Saturday, December 31, 2011

The Vysotka Prism

I've spent the past few years getting to know the Russian Revolution, Soviet history, and Russian history in general. The blog reflects my ongoing struggle to make sense of this enormous and enormously important topic. But Soviet history is slippery. One can approach the topic from the point of view of revolutionaries, counter-revolutionaries, expatriates, foreign enemies, foreign sympathizers, intellectuals, peasants and workers, male Russians, female Russians, ethnic Russians, non-ethnic Russian Soviet citizens, victims, apologists, or even post-Soviet or "New Russian" citizens. I am often overwhelmed by these diverse perspectives, and I'm overwhelmed without even mastering the historiography of recent years. But I like Anne Nivat's approach to Soviet history, which is to tell the story or revolutionary and post-revolutionary Russia through the prism of one of the iconic addresses of Stalinist Russia, the Vysotka, one of seven skyscrapers that housed, and continue to house, some of the most important people in Russia.
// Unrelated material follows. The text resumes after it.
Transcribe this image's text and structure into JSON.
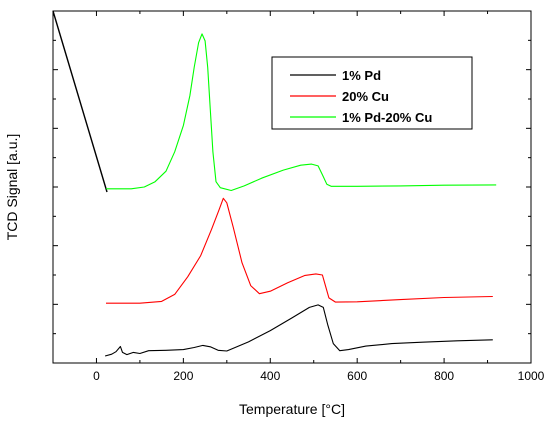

In reality, Nivat's essay on Russian history isn't really about this architectural landmark, although she describes its features in some detail, not neglecting to note the role slave labor played in its construction. Rather, Nivat's tale is about the Russian people. Interviewing her neighbors, Nivat discovered many of the fault-lines between old and new Russia. The occupants of the Vysoktka include dissents, intellectuals, artists, Stalinists, former apparatchiks, traditionalists, nouveau riches, and everything in between. In the earliest years of the 21st century, Nivet's subjects are understandably obsessed with economic survival. With the collapse of Communism, many of the Vysoktka's residents are immersed in a complex and ever-shifting economic landscape. Does it make sense to privatize the building? Should one sell off one's address, rent it to wealthy foreigners, or hang on in order to avoid larger condominium fees at other addresses? All in all, Privet's interviews reveal the complexity of Russian history, a history filled with memories of suffering (but also faith in collectivist ideals) and also fears (and hopes) about the un-mapped future.